Bee Pollen: Which is collected by honeybees, and then harvested from their hives. Its claimed to be one of nature’s most complete foods, with very high levels of B vitamins, antioxidants, minerals, enzymes and ameno acids, the building blocks of protein. It may have anti-inflammatory effects and some studies it might help ease PMS. But stear clear if you have allergies, such as hay fever of allergic asthma, as it might cause a reaction.
Camu camu: One of the newer super supplement’s around, this is a powder made of berries from the Amazon rainforest. The camu camu berry contains a whole range of nutrients, including antioxidants flavonoids. But its main health selling point is as a vitamin C power house-its said to be one of the world’s richest sources of the vitamin, which is essential for skin and immunity. Camu camu is quite bitter, so works best added to fruity smoothies or juices.

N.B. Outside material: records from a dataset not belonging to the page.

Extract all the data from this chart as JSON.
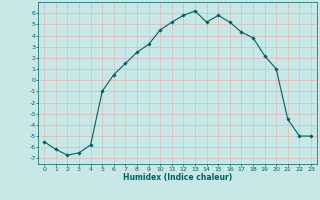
{
  "x": [
    0,
    1,
    2,
    3,
    4,
    5,
    6,
    7,
    8,
    9,
    10,
    11,
    12,
    13,
    14,
    15,
    16,
    17,
    18,
    19,
    20,
    21,
    22,
    23
  ],
  "y": [
    -5.5,
    -6.2,
    -6.7,
    -6.5,
    -5.8,
    -1.0,
    0.5,
    1.5,
    2.5,
    3.2,
    4.5,
    5.2,
    5.8,
    6.2,
    5.2,
    5.8,
    5.2,
    4.3,
    3.8,
    2.2,
    1.0,
    -3.5,
    -5.0,
    -5.0
  ],
  "line_color": "#006060",
  "marker": "D",
  "markersize": 1.8,
  "bg_color": "#c8e8e8",
  "grid_color": "#e0b8b8",
  "xlabel": "Humidex (Indice chaleur)",
  "xlim": [
    -0.5,
    23.5
  ],
  "ylim": [
    -7.5,
    7.0
  ],
  "yticks": [
    6,
    5,
    4,
    3,
    2,
    1,
    0,
    -1,
    -2,
    -3,
    -4,
    -5,
    -6,
    -7
  ],
  "xticks": [
    0,
    1,
    2,
    3,
    4,
    5,
    6,
    7,
    8,
    9,
    10,
    11,
    12,
    13,
    14,
    15,
    16,
    17,
    18,
    19,
    20,
    21,
    22,
    23
  ]
}
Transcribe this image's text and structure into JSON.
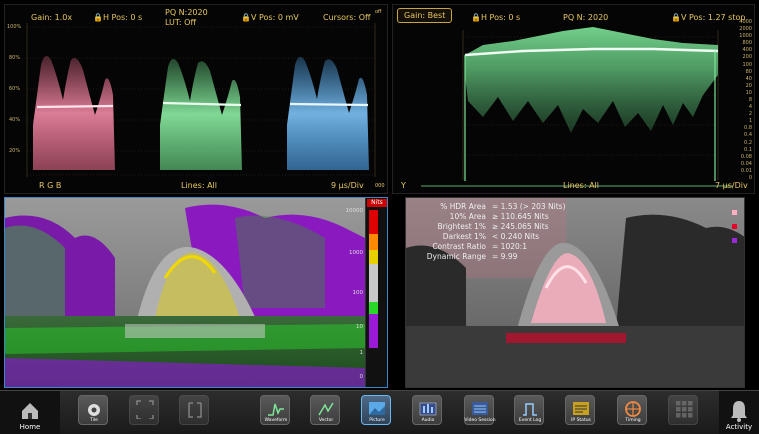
{
  "waveform_left": {
    "header": {
      "gain": "Gain: 1.0x",
      "h_pos": "H Pos: 0 s",
      "pq_line1": "PQ N:2020",
      "pq_line2": "LUT: Off",
      "v_pos": "V Pos: 0 mV",
      "cursors": "Cursors: Off",
      "corner": "off"
    },
    "footer": {
      "channels": "R G B",
      "lines": "Lines: All",
      "timebase": "9 µs/Div",
      "corner": "000"
    },
    "y_labels": [
      "100%",
      "80%",
      "60%",
      "40%",
      "20%"
    ],
    "colors": {
      "red": "#e86a8a",
      "green": "#6ee08a",
      "blue": "#4ea6ee"
    }
  },
  "waveform_right": {
    "header": {
      "gain_button": "Gain: Best",
      "h_pos": "H Pos: 0 s",
      "pq": "PQ N: 2020",
      "v_pos": "V Pos: 1.27 stop"
    },
    "footer": {
      "channel": "Y",
      "lines": "Lines: All",
      "timebase": "7 µs/Div"
    },
    "right_labels": [
      "4000",
      "2000",
      "1000",
      "800",
      "400",
      "200",
      "100",
      "80",
      "40",
      "20",
      "10",
      "8",
      "4",
      "2",
      "1",
      "0.8",
      "0.4",
      "0.2",
      "0.1",
      "0.08",
      "0.04",
      "0.01",
      "0"
    ],
    "color": "#7ee69a"
  },
  "picture_left": {
    "scale_title": "Nits",
    "scale_labels": [
      "10000",
      "1000",
      "100",
      "10",
      "1",
      "0"
    ],
    "zone_colors": [
      "#e10000",
      "#ff8a00",
      "#e8d000",
      "#c8c8c8",
      "#2ad82a",
      "#9a1ad8"
    ]
  },
  "picture_right": {
    "stats": [
      {
        "label": "% HDR Area",
        "value": "= 1.53 (> 203 Nits)"
      },
      {
        "label": "10% Area",
        "value": "≥ 110.645 Nits"
      },
      {
        "label": "Brightest 1%",
        "value": "≥ 245.065 Nits"
      },
      {
        "label": "Darkest 1%",
        "value": "< 0.240 Nits"
      },
      {
        "label": "Contrast Ratio",
        "value": "= 1020:1"
      },
      {
        "label": "Dynamic Range",
        "value": "= 9.99"
      }
    ],
    "legend_colors": [
      "#ffb0c0",
      "#e8002a",
      "#9a2ad8"
    ]
  },
  "toolbar": {
    "home_label": "Home",
    "activity_label": "Activity",
    "buttons": [
      {
        "label": "Tile",
        "icon": "gear-icon"
      },
      {
        "label": "",
        "icon": "fullscreen-icon"
      },
      {
        "label": "",
        "icon": "expand-icon"
      },
      {
        "label": "Waveform",
        "icon": "waveform-icon"
      },
      {
        "label": "Vector",
        "icon": "vector-icon"
      },
      {
        "label": "Picture",
        "icon": "picture-icon"
      },
      {
        "label": "Audio",
        "icon": "audio-icon"
      },
      {
        "label": "Video Session",
        "icon": "video-session-icon"
      },
      {
        "label": "Event Log",
        "icon": "event-log-icon"
      },
      {
        "label": "IP Status",
        "icon": "ip-status-icon"
      },
      {
        "label": "Timing",
        "icon": "timing-icon"
      },
      {
        "label": "",
        "icon": "grid-icon"
      }
    ]
  }
}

Algaes: Chiorella and spirulina are both algaes, often combined in green food supplements, counting towards your 5-a-day. Both are high in protein and vitamins.They have pro-biotic properties, encouraging the growth of friendly gut bacteria, which may help with digestive problems like IBS, Chlorella and spirulina are also high in healthy omega-3-fats. Find them in green powder blends – like supermodel Elle Macpherson’s pricy Super Elixir – which you can add to juice’s and smoothies.
Whey Protein: Proteins isolated from whey, the liquid by-product of cheese making. Protein is essential for your body’s repair processes – which is why whey protein is often used after exercise. Whey protein powders deliver pure protein to muscles that have to stretched during your workout, helping to repair them and build lean tissue. Shake a couple of scoops with water for a handy protein hit after exercise. You could also blend with milk and banana for a more filling option.
Acai: The Brazilian acai berry ground into powder. Acai’s main claim to fame is that it contains high concentration’s of antioxidants, more than double the amount found in blueberries which can fight day-to-day damage in the body. The antioxidants in acai are anthocyanins, which are known to have particular benefits for heart health, plus, the ground-up berries are a rich source of fibre, which aids healthy digestion, and has more omega-3 fats than some fish. Unlike some powders, acai powders is tasty, so you can mix it in to a glass of water and drink it neat, alternatively, sprinkle onto cereals or desserts.